Knowing nothing about Bombay the place at first seemed utterly foreign to me. But as I read I began to see that in some ways it is not unlike my own New York City. A bit more "maximum" perhaps, but don't the police shoot to kill here in New York? Don't the rich throw obscenely wasteful parties (or didn't they before the recent economic meltdown)? Don't we see extremes of wealth and poverty, side by side, every day in Midtown?
We too live in a city of stark contrasts, and yet we have one great asset going for us: a government that is, on the whole, not corrupt and a civil society that enforces the law in a more or less consistent manner.
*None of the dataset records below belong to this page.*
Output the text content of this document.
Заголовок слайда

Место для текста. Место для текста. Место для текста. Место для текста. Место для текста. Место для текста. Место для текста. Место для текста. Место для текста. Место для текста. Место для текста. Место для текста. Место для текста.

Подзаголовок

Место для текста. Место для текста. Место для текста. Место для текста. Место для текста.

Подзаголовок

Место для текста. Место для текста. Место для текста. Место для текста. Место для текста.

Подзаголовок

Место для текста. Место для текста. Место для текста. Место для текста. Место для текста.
For sure it's not perfect, but if you doubt the importance of citizens being able to rely on the rule of law, try living in Bombay/Mumbai, or half of the other cities in the world for that matter. (Disclaimer: I haven't lived outside of the US, so my views are informed by what I read rather than first-hand experience.)
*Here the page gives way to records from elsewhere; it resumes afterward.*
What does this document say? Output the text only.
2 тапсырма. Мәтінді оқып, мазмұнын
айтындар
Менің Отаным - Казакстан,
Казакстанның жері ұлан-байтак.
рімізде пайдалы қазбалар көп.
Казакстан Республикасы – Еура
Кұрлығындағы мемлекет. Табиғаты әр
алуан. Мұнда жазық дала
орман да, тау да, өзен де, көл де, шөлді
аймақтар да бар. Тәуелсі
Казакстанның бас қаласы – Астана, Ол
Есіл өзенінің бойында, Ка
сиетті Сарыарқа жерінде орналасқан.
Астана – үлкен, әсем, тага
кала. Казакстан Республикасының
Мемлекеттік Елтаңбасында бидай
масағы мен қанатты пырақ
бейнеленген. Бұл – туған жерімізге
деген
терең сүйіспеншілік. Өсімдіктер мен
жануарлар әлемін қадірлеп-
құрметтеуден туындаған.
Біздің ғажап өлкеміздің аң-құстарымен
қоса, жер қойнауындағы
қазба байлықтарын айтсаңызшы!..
Good government, it seems to me, is the required bedrock of a great city. It is both precious and elusive. See what Mehta writes about the takeover of Maharashtra state by the Hindu-nationalist Shiv Sena political party in 1995:
"The government took a look at the awesome urban problems
plaguing the city, the infestation of corruption at all levels of the
bureaucracy and the government, the abysmal state of Hindu-
Muslim relations, and took decisive action. They changed the
name of the capital city to Mumbai."
Do people get the government they deserve? Given what I know of Indians (admittedly not a lot), I don't think so. This great civilization and its people certainly deserve a better, fairer and more functional government than what they appear to have now. As India becomes an economic power in this century, perhaps that country will generate the wealth required to lift Mumbai's 23 million (and growing) out of poverty. The question in my mind is, how can we help them, and will we?